Tom Lindsay
- Born: Tom Lindsay 18 November 1987 (age 37) Swindon, England
- Height: 1.88 m (6 ft 2 in)
- Weight: 110 kg (17 st 5 lb; 243 lb)

Rugby union career
- Position: Hooker
- Current team: Bristol Bears

Youth career
- Saracens Academy

Senior career
- Years: Team / Apps / (Points)
- 2004–2015: Wasps / 129 / (25)
- 2015–2017: Gloucester / 12 / (0)
- 2017: Saracens / 2 / (0)
- 2017–2018: Bedford Blues / 24 / (5)
- 2018–2020: Bristol Bears / 9 / (10)

International career
- Years: Team / Apps / (Points)
- 2010: England Saxons

= Tom Lindsay (rugby union) =

English rugby union footballer

Tom Lindsay (born 18 November 1987) is an English former professional rugby union player who recently played for Bristol Bears in Premiership Rugby.
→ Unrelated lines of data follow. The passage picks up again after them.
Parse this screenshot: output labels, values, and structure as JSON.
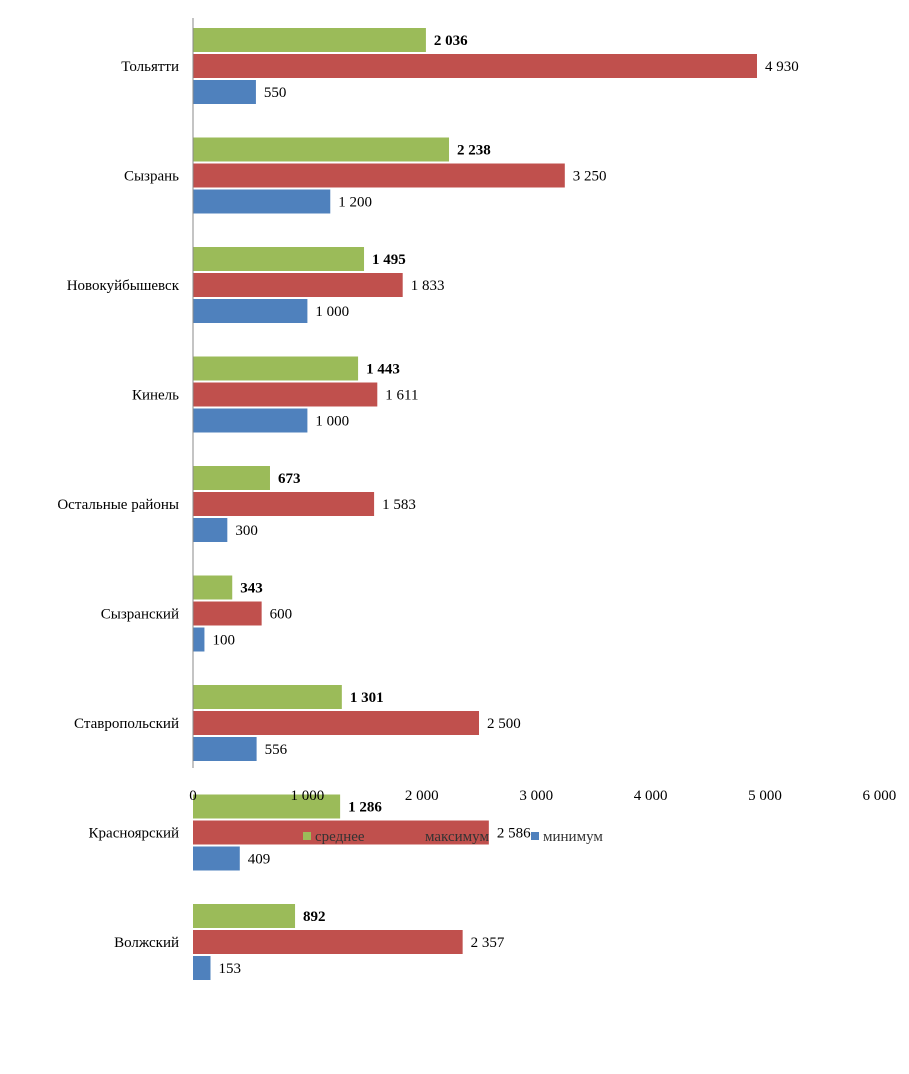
{
  "chart_data": {
    "type": "bar",
    "orientation": "horizontal",
    "categories": [
      "Тольятти",
      "Сызрань",
      "Новокуйбышевск",
      "Кинель",
      "Остальные районы",
      "Сызранский",
      "Ставропольский",
      "Красноярский",
      "Волжский"
    ],
    "series": [
      {
        "name": "среднее",
        "color": "#9bbb59",
        "labels_bold": true,
        "values": [
          2036,
          2238,
          1495,
          1443,
          673,
          343,
          1301,
          1286,
          892
        ],
        "labels": [
          "2 036",
          "2 238",
          "1 495",
          "1 443",
          "673",
          "343",
          "1 301",
          "1 286",
          "892"
        ]
      },
      {
        "name": "максимум",
        "color": "#c0504d",
        "labels_bold": false,
        "values": [
          4930,
          3250,
          1833,
          1611,
          1583,
          600,
          2500,
          2586,
          2357
        ],
        "labels": [
          "4 930",
          "3 250",
          "1 833",
          "1 611",
          "1 583",
          "600",
          "2 500",
          "2 586",
          "2 357"
        ]
      },
      {
        "name": "минимум",
        "color": "#4f81bd",
        "labels_bold": false,
        "values": [
          550,
          1200,
          1000,
          1000,
          300,
          100,
          556,
          409,
          153
        ],
        "labels": [
          "550",
          "1 200",
          "1 000",
          "1 000",
          "300",
          "100",
          "556",
          "409",
          "153"
        ]
      }
    ],
    "x_ticks": [
      0,
      1000,
      2000,
      3000,
      4000,
      5000,
      6000
    ],
    "x_tick_labels": [
      "0",
      "1 000",
      "2 000",
      "3 000",
      "4 000",
      "5 000",
      "6 000"
    ],
    "xlim": [
      0,
      6000
    ],
    "grid": false,
    "legend": "bottom",
    "title": "",
    "xlabel": "",
    "ylabel": ""
  }
}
A former member of the Saracens Academy, Lindsay made his senior debut for Wasps in 2008 and his first senior start came in the 2009–10 Amlin Challenge Cup pool game against Racing Metro. The young hooker produced some excellent form towards the end of that season which earned him selection for England Saxons in the 2010 Churchill Cup.

After 11-year association with Wasps, on 13 March 2015, Lindsay has signed for Gloucester Rugby from the 2015–16 season.

On 16 February 2017, Lindsay left Gloucester by mutual consent to join old club Saracens on a short-term deal as injury cover.

On 10 May 2017, Lindsay signed a permanent deal to join Bedford Blues in the RFU Championship ahead of the 2017–18 season. On 9 March 2018, Lindsay signs for Bristol from the 2018–19 season. He later confirmed his retirement at the end of the 2019–20 season.